Still, the benefits of regional governance are undeniable. Economically, costs are reduced by avoiding duplication and international funding opportunities are opened. Socially, cohesion improves and opportunities are better distributed. Environmentally, shared ecosystems are managed more effectively, and sustainability advances. In tourism, integrated territories with strong global brands are projected. Politically, legitimacy and negotiation capacity in the international arena are enhanced.

The risk of not moving forward with this logic is clear: cities trapped in sterile localisms, duplicated infrastructure, unnecessary costs, fragmented policies, and loss of competitiveness compared to better-organized regions. The world, as Saskia Sassen reminds us, functions in networks of global cities beyond national borders. And as Calzada insists, the future does not belong to solitary cities, but to city-regions capable of connecting to global networks.

The lesson is clear: Municipalism was key for the locality, but the 21st century belongs — or will belong — to metropolises and city-regions. Regional governance, far from being a utopia, is the condition to reduce costs, ensure economic sustainability, improve social cohesion, and project territories as relevant nodes in global connectography.

The City-Region Is Not a Mirage is not a lab concept — it’s a realistic response to a world organized not by borders, but by flows, networks, and synergies. However, this model is not imposed top-down: it is built from the ground up, from the everyday life of territories that learn to cooperate, share, and project themselves together.

On this path, it is essential to distinguish between two emerging models:

  • The City-Region arises when a main city expands its functional influence and connects peripheral cities or municipalities into a coordinated metropolitan system. The dominant urban center articulates mobility, economy, governance, and services networks. Example: Mexico City and its metropolitan area.
  • The Multi-City Region, on the other hand, is a more balanced system, where several mid-sized cities interact without one clearly dominating. Urban functions are distributed and complementary among the different centers. Example: Euskadi, with Bilbao, Vitoria, and San Sebastián.

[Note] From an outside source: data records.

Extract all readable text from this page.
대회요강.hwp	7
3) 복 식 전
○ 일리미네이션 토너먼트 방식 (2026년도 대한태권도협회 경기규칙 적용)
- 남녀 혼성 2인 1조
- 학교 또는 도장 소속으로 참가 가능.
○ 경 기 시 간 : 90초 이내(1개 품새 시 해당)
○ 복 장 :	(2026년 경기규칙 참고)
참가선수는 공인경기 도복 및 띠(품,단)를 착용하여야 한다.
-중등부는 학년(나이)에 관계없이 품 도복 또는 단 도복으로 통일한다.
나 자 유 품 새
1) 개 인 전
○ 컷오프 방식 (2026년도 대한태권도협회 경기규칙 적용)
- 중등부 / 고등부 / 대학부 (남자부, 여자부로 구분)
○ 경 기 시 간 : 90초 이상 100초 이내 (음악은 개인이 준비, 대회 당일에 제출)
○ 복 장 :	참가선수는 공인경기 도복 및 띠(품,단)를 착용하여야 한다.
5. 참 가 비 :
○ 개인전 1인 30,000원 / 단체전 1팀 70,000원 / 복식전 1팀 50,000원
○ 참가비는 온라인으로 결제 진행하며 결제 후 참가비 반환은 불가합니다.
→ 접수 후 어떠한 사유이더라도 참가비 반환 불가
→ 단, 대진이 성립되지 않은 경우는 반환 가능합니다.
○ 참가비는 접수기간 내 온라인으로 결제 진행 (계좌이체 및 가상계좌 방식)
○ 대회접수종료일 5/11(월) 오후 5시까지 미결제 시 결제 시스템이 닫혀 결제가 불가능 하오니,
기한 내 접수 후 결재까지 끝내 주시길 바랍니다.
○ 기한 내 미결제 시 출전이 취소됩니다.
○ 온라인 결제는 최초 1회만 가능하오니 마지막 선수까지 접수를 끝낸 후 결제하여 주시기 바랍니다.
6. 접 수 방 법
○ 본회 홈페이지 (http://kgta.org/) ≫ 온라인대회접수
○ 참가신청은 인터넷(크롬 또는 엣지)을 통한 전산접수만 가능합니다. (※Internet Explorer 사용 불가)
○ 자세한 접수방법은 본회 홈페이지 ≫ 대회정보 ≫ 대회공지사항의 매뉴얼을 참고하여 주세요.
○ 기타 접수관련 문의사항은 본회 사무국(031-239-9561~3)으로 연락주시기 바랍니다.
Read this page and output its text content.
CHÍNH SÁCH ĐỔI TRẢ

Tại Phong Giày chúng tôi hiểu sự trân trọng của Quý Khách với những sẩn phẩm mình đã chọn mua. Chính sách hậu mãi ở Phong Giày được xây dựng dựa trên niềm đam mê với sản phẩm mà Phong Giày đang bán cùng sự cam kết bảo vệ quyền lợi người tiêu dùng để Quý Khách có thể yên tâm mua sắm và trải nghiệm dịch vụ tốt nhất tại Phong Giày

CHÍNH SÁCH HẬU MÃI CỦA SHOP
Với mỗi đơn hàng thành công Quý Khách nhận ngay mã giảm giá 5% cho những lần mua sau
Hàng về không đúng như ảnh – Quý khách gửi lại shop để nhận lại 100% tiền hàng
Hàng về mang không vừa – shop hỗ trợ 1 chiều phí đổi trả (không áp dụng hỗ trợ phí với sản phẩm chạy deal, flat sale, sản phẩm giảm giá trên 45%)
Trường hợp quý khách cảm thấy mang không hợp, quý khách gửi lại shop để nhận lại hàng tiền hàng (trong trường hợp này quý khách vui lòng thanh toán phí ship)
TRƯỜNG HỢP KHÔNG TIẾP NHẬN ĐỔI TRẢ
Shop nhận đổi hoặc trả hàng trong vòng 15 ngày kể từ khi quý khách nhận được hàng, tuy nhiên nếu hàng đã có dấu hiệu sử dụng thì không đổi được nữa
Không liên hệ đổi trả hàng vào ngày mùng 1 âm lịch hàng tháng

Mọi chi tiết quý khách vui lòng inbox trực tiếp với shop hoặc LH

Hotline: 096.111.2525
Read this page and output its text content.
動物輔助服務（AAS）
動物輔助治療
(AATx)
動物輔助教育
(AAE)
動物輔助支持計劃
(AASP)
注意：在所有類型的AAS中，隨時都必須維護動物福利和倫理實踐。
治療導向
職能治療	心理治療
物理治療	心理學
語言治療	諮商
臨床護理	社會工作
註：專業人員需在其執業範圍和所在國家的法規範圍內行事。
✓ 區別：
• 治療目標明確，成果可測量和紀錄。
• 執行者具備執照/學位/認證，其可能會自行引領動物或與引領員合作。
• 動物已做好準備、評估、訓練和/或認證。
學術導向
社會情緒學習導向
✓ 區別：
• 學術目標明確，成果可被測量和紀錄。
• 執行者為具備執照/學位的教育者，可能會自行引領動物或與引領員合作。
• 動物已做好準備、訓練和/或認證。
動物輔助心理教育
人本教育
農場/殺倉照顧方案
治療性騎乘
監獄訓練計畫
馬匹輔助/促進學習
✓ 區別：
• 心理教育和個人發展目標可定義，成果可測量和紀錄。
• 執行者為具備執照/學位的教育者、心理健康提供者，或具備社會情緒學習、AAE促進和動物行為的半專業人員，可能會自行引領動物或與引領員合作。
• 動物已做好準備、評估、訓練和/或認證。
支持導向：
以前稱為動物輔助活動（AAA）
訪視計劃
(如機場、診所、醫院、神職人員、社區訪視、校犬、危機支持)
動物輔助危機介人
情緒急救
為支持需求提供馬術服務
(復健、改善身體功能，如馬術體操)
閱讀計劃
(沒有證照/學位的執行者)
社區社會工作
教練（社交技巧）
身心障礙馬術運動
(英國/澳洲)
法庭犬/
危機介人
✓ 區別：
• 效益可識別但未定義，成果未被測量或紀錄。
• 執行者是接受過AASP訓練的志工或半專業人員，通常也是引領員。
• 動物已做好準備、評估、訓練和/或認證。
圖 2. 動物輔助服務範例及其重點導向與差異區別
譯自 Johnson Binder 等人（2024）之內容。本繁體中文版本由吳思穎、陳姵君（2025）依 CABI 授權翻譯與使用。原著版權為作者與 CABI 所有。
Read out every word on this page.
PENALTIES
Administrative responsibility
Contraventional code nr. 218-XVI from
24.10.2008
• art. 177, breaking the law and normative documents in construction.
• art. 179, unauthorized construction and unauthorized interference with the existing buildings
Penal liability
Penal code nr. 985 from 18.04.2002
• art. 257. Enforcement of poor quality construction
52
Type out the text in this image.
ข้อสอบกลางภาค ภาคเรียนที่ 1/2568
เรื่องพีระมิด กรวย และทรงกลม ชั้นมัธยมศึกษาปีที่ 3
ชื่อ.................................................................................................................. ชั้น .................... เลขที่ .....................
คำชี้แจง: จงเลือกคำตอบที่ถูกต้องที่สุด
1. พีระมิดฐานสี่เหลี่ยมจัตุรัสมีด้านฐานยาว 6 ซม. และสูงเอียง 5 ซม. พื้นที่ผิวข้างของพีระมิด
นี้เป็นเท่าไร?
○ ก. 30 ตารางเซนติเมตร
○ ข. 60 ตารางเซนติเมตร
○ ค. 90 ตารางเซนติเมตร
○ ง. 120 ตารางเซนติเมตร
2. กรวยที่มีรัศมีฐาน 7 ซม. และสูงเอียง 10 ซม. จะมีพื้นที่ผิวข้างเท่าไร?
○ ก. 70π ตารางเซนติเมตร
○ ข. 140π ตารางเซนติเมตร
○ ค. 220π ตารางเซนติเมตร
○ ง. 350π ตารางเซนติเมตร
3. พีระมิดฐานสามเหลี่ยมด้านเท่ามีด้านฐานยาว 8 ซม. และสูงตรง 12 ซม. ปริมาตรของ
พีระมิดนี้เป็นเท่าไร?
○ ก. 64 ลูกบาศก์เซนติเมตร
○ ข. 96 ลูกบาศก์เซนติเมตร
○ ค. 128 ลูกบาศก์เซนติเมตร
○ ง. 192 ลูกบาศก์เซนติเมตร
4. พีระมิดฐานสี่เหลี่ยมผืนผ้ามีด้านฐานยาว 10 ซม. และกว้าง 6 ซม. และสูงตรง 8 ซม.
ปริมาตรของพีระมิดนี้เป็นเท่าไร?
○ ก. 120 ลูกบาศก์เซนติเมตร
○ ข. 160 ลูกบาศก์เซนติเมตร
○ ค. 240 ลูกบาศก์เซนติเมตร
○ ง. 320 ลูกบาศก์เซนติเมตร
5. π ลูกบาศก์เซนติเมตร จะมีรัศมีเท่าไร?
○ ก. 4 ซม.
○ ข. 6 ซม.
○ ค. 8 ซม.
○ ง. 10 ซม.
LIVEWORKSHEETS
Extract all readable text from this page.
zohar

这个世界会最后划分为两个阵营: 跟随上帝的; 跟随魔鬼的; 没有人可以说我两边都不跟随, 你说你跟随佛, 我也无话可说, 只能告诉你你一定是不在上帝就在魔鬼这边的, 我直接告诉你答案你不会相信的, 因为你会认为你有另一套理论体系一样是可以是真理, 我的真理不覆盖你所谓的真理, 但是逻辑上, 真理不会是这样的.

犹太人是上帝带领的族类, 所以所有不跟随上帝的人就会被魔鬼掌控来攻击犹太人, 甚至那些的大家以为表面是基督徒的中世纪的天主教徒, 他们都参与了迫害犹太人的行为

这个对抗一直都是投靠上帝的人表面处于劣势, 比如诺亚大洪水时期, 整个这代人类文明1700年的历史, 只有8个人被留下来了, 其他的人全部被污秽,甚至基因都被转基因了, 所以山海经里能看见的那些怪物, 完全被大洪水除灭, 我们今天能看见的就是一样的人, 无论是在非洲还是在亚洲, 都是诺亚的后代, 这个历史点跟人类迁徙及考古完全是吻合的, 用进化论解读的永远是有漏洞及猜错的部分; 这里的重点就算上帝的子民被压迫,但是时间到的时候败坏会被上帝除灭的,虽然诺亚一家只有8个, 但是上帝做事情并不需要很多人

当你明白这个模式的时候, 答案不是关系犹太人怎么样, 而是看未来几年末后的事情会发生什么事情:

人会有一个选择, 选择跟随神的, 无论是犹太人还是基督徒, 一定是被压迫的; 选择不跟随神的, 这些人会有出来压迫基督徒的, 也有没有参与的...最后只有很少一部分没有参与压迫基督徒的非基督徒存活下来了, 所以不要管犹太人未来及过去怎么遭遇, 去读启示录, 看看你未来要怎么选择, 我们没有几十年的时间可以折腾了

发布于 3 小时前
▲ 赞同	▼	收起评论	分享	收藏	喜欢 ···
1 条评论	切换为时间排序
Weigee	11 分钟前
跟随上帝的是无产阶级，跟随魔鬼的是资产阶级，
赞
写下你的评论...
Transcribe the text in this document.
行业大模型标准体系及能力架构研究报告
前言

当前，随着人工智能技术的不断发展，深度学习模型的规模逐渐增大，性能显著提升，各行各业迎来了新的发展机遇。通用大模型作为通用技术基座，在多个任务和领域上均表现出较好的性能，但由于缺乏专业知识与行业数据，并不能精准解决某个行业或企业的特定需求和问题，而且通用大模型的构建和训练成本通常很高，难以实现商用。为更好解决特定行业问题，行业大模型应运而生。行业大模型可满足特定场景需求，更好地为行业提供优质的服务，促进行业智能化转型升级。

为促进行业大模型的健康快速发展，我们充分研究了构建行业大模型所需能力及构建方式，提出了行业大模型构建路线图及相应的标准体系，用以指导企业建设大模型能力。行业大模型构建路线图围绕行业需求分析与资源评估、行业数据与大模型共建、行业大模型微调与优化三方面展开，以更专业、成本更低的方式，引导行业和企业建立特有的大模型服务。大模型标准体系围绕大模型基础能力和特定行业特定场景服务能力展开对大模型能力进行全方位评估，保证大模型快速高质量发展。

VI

In Latin America, where large metropolises coexist with vibrant intermediate cities, the potential of both models is immense. But geographical proximity or historical ties are not enough: a common narrative, strategic vision, shared governance, and political will are required.

Thematic routes, such as the Tequila Route, are much more than tourist circuits: they are experiments in territorial integration. By connecting towns, histories, products, and services, these routes weave the invisible thread of a new territoriality. One that understands that development is not achieved in isolation, but through networks. They are the spearhead for articulating intelligent, sustainable, and competitive regions.

Now more than ever, the 21st century demands a shift from fragmented municipalism to regional orchestration. Not to suppress the local, but to empower it through collaborative systems. Because only then can cities effectively respond to global challenges — climatic, economic, social — without losing their identity or roots.

It’s time to act. Governments, businesses, universities, communities: the call has been made. Let’s envision vibrant, fair, and connected city-regions. Because the future is not written in solitude, but by many walking together in harmony toward a common destiny.